Oct. 13, 2015
Dear Louisa Boren STEM K-8 community,
Seattle Public Schools (SPS) October staffing adjustment has been finalized and unfortunately affects STEM K-8. District enrollment shortfalls necessitated the displacement of STEM’s K-8 class size reduction position. This position was assigned to reduce class sizes in our 3rd and 4th grades. Lower than projected district-wide enrollment, combined with higher than anticipated operating costs, resulted in SPS being unable to support positions below contracted class size ratios. Displaced staff are reassigned to support schools with enrollment above projections.
The affects of staff displacement are challenging for schools and families. Teachers have already developed relationships with classes and are implementing vital programs. Our SPS bargaining agreement assigns staff displacement according to years of Washington State teaching experience. STEM K-8 teacher John Castilleja, who currently fills a support role for our 3rd and 3rd/4th grade team, graciously volunteered to be displaced. Although Mr. Castilleja has been at STEM for a short time, he has many years of teaching experience in Washington State. He volunteered for displacement to minimize the affect on students and families of changing classroom teachers. Mr. Castilleja will continue to work at STEM through October 23. He will be missed!
We have not figured out all the answers regarding how Mr. Castilleja’s displacement will affect our 3rd and 4th grades. During the next two weeks we will finalize plans to respond to the staffing adjustment. Our discussions will place students’ interests first, and work to minimize disruptions to learning. We will keep you informed regarding necessary changes. Please feel free to contact me directly with questions and concerns.
Information was previously sent to all SPS families explaining how the fall staff adjustment process works. Some of that information is pasted at the bottom of this letter for reference.
On behalf of Seattle Public Schools I offer my heartfelt apology for the pain and disruptions this adjustment will create for students, families, and staff. Thanks for your ongoing support of Lousia Boren STEM K-8. It makes all the difference.
SPS Fall Staff Adjustment Process:
Annually, at the beginning of the school year, Seattle Public Schools undergoes a staffing adjustment process to monitor enrollment at every school and to adjust staffing levels relative to actual student enrollment. Staffing adjustment decisions are made to match student needs with limited staff resources. In this process, adjustments are made in staff levels at schools to reflect the number of students actually enrolled in a program, grade and school, as opposed to forecasted/ projected enrollments. While our enrollment projections are historically very accurate at the district level, a wide range of factors can influence the final number of students enrolled at a grade, program and school level.

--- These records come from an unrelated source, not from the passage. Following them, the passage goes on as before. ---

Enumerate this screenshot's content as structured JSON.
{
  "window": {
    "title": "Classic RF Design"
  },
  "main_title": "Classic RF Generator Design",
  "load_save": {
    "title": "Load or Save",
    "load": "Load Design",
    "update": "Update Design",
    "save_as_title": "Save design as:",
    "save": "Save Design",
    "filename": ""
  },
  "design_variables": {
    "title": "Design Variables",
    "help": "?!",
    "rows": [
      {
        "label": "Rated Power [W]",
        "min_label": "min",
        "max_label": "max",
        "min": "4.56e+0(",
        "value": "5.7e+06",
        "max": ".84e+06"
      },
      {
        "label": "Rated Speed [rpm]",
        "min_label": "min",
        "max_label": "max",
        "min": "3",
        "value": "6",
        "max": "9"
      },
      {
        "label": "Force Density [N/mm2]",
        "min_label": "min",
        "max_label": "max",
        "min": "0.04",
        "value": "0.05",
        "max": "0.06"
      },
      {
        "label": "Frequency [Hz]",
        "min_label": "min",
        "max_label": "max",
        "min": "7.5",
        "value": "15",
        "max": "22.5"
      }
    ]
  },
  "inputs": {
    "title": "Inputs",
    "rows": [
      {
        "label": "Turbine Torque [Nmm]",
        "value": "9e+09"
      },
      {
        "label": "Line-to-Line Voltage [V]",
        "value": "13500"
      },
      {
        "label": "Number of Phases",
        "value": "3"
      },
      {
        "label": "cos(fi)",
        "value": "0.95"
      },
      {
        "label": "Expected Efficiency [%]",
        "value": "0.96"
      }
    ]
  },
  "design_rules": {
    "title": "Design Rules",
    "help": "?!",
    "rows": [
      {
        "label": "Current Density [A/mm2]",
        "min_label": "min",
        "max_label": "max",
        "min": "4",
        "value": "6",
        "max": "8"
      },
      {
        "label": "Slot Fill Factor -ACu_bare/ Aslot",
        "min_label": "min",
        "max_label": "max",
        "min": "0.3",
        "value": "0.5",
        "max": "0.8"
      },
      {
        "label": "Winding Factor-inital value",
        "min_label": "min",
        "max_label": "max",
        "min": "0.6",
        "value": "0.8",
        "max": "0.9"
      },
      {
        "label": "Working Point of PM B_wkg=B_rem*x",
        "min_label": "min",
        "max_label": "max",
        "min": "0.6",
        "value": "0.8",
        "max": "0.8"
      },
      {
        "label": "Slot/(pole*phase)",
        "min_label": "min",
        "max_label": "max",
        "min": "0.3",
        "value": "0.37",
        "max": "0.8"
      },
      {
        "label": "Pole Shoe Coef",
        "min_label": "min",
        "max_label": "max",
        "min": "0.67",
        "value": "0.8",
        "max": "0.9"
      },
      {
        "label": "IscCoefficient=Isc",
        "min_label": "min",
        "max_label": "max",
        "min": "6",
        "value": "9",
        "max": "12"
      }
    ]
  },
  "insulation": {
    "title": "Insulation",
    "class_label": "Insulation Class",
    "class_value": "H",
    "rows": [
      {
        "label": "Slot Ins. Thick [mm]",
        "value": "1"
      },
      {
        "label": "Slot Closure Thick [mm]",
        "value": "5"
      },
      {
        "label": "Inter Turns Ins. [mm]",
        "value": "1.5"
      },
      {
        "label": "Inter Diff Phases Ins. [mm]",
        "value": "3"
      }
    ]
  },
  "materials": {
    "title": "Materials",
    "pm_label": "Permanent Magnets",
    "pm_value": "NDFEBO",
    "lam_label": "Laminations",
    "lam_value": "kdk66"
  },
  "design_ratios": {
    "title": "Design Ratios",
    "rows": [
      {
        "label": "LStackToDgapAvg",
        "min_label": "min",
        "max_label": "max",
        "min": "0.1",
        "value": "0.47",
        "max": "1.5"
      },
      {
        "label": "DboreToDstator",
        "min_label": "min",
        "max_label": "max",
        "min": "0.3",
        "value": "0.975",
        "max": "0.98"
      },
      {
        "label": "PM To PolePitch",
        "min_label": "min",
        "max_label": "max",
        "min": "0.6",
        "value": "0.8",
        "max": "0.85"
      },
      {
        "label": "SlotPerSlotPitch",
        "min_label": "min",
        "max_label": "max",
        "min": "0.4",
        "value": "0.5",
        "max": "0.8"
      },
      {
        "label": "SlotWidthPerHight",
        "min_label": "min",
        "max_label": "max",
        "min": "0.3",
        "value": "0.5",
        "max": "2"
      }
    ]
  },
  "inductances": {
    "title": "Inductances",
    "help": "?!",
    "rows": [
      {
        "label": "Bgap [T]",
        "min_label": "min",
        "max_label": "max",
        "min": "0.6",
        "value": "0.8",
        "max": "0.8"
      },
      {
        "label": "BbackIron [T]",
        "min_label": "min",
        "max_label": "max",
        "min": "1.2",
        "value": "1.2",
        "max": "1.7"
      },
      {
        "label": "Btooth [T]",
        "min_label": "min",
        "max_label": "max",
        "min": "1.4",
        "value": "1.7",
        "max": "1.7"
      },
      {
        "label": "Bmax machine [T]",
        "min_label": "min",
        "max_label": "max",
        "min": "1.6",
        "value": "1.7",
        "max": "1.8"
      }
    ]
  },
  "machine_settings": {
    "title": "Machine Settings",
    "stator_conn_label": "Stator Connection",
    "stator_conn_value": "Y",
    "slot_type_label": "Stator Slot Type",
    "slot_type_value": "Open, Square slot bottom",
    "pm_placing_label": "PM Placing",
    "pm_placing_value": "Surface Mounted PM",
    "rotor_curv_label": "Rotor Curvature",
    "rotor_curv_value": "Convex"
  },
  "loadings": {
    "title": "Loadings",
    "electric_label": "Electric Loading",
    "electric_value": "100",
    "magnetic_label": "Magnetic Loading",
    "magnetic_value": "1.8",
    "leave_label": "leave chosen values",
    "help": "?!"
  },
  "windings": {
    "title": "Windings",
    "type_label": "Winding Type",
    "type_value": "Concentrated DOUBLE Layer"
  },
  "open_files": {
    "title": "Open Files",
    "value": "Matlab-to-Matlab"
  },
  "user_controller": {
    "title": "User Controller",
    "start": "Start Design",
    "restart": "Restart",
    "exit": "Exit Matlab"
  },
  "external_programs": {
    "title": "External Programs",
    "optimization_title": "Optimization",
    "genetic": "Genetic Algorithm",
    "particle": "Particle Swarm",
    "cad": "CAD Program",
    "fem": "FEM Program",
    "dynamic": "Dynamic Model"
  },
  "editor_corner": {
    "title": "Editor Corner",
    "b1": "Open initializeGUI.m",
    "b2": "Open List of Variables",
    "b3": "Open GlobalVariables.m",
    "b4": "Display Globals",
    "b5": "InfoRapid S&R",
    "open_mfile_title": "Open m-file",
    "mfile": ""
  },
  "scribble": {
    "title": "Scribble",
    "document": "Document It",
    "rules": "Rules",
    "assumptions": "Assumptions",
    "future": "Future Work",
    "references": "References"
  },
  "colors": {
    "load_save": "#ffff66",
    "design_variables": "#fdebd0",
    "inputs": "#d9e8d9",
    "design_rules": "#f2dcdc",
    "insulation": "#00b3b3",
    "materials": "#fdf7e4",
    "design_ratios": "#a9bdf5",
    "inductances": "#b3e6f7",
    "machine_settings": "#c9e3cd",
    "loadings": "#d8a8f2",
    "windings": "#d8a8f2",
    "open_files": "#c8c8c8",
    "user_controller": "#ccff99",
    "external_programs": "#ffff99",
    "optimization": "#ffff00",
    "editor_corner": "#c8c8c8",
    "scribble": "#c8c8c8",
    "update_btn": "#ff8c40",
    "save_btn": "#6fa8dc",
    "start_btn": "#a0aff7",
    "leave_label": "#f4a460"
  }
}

Once receiving student enrollment counts for each school, the district then reevaluates staffing across schools, making adjustments up and down based on each school’s enrollment. Please know that our best efforts are being made to assess all factors for staffing adjustment decisions at all schools. Staffing adjustment recommendations are developed by a team composed of members from Budget, Human Resources, Enrollment Planning, School Operations, Capital Planning, Special Education, Advanced Learning and English Language Learning departments, who use current enrollment numbers in determining staffing adjustments.
Additionally, Enrollment Planning also takes into account other factors in staffing allocations, including projected changes, expected attrition, historical trends in enrollment for each school as well as unique factors affecting each schools’ enrollment. Each school is carefully reviewed for any factors which could impact the classroom.
There are 52,399 students are attending Seattle Public Schools this year, according to SPS 10 day headcount (9/30). That is an increase of 411 students over last year. While while SPS has more students this year, the number is still lower than we projected by 675.